Frederick Frost

Personal information
- Nickname: Dickie
- Born: Frederick David Frost January 1866 Winchester, England
- Died: October 1939 (aged 73) Winchester

Amateur team
- 1894-: Bath Road Club, Hayes

Major wins
- Cawardine Challenge Cup; Bath Road 100

= Frederick Frost (cyclist) =

British cyclist (1866–1939)

Frederick "Dickie" Frost (1866–1939) was an English champion cyclist, who in 1898 won the three leading cycle races in the United Kingdom.

==Early life==
Frederick David Frost was born in Winchester, England in January 1866. He was the only son of David Frost, who was a watchmaker and silversmith, and ran his own jewellery business in the centre of Winchester. Frost studied crafts and drafting at the Winchester School of Art, now part of the University of Southampton.
==Cycling career==
Frost became interested in sport at a young age and was an all-round athlete. He won medals for running and swimming and was a prominent member of the Winchester Harriers sports club. He particularly excelled as a cyclist, entering competitive events at an early age and holding several amateur cycling records. In 1898, Frost won, within the space of a fortnight, Britain's two leading cycle racing trophies, the Bath Road 100 and the Cawardine Challenge Cup, as well as the national championship. By the time he retired he had won every important amateur cycling trophy in the nation.

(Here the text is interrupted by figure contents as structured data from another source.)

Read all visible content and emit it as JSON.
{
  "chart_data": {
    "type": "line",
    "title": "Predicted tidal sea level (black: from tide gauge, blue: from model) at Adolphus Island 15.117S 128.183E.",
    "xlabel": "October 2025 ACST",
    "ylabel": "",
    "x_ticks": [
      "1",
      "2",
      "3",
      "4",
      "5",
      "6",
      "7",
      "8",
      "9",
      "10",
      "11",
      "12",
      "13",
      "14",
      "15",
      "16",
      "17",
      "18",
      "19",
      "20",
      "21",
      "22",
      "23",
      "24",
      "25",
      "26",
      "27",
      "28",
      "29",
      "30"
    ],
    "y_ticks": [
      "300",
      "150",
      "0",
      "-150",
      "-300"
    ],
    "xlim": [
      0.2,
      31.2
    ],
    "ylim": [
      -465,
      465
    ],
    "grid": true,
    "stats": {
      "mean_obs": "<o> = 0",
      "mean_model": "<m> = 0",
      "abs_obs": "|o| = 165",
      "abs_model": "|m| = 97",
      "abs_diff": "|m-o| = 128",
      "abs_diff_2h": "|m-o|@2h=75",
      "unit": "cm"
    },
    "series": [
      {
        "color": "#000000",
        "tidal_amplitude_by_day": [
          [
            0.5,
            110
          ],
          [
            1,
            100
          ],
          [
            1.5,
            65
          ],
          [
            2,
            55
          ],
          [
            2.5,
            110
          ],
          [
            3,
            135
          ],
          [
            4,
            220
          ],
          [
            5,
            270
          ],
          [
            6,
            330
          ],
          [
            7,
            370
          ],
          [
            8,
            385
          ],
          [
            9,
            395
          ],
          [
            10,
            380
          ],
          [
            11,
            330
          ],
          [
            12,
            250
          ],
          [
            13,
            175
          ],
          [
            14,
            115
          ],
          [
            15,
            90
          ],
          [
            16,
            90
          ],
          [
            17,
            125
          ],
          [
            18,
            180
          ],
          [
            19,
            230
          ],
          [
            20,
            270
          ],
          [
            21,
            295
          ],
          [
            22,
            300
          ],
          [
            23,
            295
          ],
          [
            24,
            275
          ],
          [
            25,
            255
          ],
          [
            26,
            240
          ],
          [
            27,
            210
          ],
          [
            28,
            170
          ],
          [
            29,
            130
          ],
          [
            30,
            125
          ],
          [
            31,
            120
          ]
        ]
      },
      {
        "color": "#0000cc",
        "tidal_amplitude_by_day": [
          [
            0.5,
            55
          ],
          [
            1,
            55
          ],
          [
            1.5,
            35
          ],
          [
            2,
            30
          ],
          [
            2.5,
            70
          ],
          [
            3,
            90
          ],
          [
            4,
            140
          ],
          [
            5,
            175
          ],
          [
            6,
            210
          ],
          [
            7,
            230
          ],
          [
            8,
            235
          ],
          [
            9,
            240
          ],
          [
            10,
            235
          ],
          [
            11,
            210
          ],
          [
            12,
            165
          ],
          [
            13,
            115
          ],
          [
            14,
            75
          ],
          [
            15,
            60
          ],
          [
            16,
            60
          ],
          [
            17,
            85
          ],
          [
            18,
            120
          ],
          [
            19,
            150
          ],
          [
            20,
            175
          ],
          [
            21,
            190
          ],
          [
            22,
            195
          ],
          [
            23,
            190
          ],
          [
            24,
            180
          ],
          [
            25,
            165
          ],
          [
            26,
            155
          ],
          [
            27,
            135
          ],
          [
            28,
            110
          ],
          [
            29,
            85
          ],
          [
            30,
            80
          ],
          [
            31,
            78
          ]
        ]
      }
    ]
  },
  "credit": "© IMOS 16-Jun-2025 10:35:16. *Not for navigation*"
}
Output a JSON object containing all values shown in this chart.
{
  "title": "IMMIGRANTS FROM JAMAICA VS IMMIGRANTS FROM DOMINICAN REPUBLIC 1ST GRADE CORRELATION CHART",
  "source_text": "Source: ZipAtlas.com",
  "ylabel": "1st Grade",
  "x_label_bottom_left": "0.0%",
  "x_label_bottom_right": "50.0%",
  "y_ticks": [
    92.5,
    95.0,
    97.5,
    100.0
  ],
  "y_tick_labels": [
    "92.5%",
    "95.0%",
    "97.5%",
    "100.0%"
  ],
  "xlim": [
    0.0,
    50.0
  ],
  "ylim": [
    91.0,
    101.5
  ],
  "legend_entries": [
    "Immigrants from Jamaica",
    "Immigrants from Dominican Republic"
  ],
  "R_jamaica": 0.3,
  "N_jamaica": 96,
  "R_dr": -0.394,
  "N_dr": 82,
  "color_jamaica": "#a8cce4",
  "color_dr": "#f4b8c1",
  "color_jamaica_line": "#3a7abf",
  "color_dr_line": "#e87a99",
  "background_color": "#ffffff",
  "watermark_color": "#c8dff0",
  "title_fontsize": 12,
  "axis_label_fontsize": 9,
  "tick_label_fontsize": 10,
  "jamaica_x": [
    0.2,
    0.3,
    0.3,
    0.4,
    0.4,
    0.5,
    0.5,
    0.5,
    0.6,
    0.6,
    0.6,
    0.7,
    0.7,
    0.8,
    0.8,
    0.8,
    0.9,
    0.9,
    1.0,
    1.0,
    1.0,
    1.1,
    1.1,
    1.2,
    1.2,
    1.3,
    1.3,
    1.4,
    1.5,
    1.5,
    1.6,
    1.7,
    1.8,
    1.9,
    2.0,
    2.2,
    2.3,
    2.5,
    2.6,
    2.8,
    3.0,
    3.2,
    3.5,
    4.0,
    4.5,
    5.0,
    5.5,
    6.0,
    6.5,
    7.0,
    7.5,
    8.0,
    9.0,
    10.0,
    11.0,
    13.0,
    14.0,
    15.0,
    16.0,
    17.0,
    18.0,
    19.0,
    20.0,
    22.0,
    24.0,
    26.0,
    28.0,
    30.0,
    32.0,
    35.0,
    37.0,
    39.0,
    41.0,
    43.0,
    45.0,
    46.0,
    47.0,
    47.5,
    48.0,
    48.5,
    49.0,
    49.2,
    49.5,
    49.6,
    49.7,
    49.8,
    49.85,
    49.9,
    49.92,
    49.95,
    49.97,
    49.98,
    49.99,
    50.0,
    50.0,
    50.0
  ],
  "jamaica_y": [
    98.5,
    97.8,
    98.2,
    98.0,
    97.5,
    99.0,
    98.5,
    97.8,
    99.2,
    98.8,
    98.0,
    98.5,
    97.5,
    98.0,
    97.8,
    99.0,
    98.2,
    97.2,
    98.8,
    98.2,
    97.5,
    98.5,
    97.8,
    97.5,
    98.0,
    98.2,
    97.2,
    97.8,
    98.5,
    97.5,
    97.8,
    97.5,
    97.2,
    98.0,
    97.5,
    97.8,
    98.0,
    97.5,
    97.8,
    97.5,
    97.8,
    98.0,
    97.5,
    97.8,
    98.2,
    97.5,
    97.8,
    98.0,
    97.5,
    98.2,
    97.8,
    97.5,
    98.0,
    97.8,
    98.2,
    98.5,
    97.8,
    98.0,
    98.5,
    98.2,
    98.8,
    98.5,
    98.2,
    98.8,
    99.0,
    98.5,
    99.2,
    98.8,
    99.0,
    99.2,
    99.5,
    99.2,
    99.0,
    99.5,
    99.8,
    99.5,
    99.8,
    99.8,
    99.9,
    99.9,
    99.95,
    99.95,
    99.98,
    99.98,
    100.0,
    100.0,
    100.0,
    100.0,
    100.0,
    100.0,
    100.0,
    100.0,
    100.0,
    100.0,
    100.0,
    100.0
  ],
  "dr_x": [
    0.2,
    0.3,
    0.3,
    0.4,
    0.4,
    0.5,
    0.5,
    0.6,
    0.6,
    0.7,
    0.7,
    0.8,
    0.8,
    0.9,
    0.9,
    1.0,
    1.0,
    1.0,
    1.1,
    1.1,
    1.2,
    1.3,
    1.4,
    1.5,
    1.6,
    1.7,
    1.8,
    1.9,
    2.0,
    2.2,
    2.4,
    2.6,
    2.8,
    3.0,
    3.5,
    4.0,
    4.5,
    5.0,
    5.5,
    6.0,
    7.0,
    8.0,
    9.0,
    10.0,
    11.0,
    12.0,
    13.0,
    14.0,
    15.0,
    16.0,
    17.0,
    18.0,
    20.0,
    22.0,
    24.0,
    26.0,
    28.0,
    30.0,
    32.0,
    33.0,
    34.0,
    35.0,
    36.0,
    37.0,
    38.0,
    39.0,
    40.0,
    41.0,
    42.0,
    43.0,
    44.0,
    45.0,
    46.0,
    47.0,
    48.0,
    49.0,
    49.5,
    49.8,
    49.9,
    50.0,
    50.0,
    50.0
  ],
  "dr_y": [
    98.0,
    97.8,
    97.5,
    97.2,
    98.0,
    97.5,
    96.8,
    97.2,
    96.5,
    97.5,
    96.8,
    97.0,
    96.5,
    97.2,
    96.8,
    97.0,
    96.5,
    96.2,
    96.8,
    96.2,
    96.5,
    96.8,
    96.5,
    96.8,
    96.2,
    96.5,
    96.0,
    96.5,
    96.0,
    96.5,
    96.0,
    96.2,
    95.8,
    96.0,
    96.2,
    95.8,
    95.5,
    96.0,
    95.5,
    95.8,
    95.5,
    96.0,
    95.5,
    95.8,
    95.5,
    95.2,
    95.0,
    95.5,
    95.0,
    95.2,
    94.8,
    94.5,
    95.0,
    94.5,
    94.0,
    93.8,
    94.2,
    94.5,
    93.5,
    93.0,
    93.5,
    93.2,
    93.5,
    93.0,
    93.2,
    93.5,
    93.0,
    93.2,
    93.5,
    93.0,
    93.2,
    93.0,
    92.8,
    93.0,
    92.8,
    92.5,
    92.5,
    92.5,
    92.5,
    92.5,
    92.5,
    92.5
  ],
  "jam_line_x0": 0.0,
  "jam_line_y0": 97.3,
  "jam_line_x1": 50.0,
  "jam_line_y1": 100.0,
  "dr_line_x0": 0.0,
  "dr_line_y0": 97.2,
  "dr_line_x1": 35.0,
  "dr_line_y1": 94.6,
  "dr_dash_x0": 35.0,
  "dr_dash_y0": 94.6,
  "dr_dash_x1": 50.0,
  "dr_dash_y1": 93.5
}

He is particularly remembered for winning the Carwardine Challenge Cup, a 100-mile race held annually at the Herne Hill race track. This huge cup was donated by the vice-president of the Anerley Bicycle Club in 1895 and was made from 650 ounces of silver, with ornamentation of solid gold. The tradition at the time was that if someone won a trophy three times they could keep it. Frost, riding for the Bath Road club in Hayes, first won it in 1896, repeated the victory in 1898 and was victorious for the third time in 1900. The cup is occasionally exhibited in Winchester.

==Later life==
After the death of his father, Frost took over the running of the family jewellery business. In his spare time, he devoted himself to encouraging sport in Winchester and the county of Hampshire, particularly amongst young people. He died in October 1939.